SC gov embraces stimulus spending in $5.1 billion budget; seeks education, health care cuts

By Jim Davenport, AP
Friday, January 8, 2010

SC gov wants health care spending cuts, furlough

COLUMBIA, S.C. — South Carolina Gov. Mark Sanford said he’ll balance the state’s next budget by cutting spending on health care programs and worker pay, among other things.

“It’s a severe budget year,” Sanford said Thursday, noting it only gets worse next year when federal stimulus money disappears. “But this is certainly the toughest budget year that we’ve had to contend with in arranging our budget.”

Legislators and Sanford face a huge fiscal problem already. Promises to give property tax breaks and restore money borrowed to balance last year’s spending plan have helped create a $563 million hole.

Sanford proposes to help make up the difference by slashing $107 million from part of the budget that now pays for a range of Medicaid-related programs, including hospital reimbursements, breast cancer screenings, home care for the elderly and wheel chair ramps.

Federal stimulus money spared those programs from cuts in the current spending plan. The state is getting a total of $752 million in stimulus funds in the budget year that begins July 1, but they disappear beginning in December and Sanford said he’d opt to end that aid in June. “There are programs that are going to be cut, it’s just a question of when,” Sanford said.

Sanford also wants $131 million cut from college programs.
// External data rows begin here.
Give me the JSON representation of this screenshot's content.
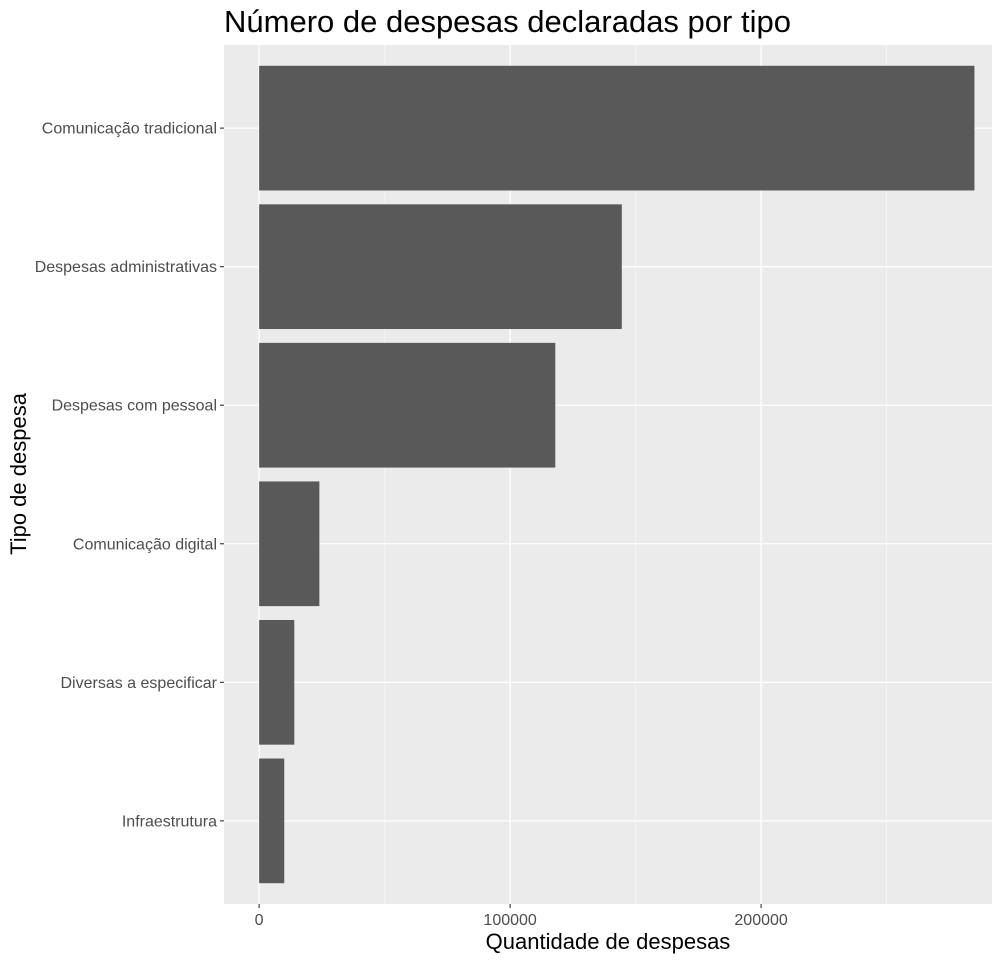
{
  "chart_data": {
    "type": "bar",
    "orientation": "horizontal",
    "title": "Número de despesas declaradas por tipo",
    "xlabel": "Quantidade de despesas",
    "ylabel": "Tipo de despesa",
    "categories": [
      "Comunicação tradicional",
      "Despesas administrativas",
      "Despesas com pessoal",
      "Comunicação digital",
      "Diversas a especificar",
      "Infraestrutura"
    ],
    "values": [
      285000,
      144500,
      118000,
      24000,
      14000,
      10000
    ],
    "xlim": [
      -14000,
      292000
    ],
    "xticks": [
      0,
      100000,
      200000
    ],
    "xtick_labels": [
      "0",
      "100000",
      "200000"
    ],
    "grid": true,
    "colors": {
      "bar": "#595959",
      "panel": "#ebebeb",
      "grid_major": "#ffffff",
      "grid_minor": "#f5f5f5"
    }
  }
}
For instance, Sanford says legislators can save $32 million with cuts to Clemson University’s education and agriculture programs and $31 million with changes at the state’s technical colleges. South Carolina State University loses $8.4 million, or more than 44 percent of its state funds. Sanford argues some programs should be eliminated and others consolidated.

He also wants $33.6 million cut from the Education Department, including a 10 percent reduction of the agency’s Columbia staff.

State workers would also be forced to take two days off without pay, saving the state $25 million in payroll expenses. Meanwhile, Sanford said the state would save about $5.7 million by eliminating jobs for retired state employees who have returned to work.

Elsewhere, Sanford proposes doing away with all or most state spending on some agencies. For instance, the South Carolina Arts Commission would lose its entire $2.5 million state allocation and the State Museum would lose all of its $3.2 million.

Last year, Sanford took the legislature to state and federal court in an effort to block using federal stimulus money to pay for programs and services. He argued unsuccessfully that the money should instead be used to offset state debt. That wasn’t an issue this year.

“We fought and we lost on that. And so we spend the stimulus money,” Sanford said. “I’m not going to fight yesterday’s battle.”

Sanford called Thursday’s spending plan his last, but then said he’d write one more before leaving office in January 2011. If “some of these have been doorstops, that’s the ultimate in doorstop” because a new governor will be taking over.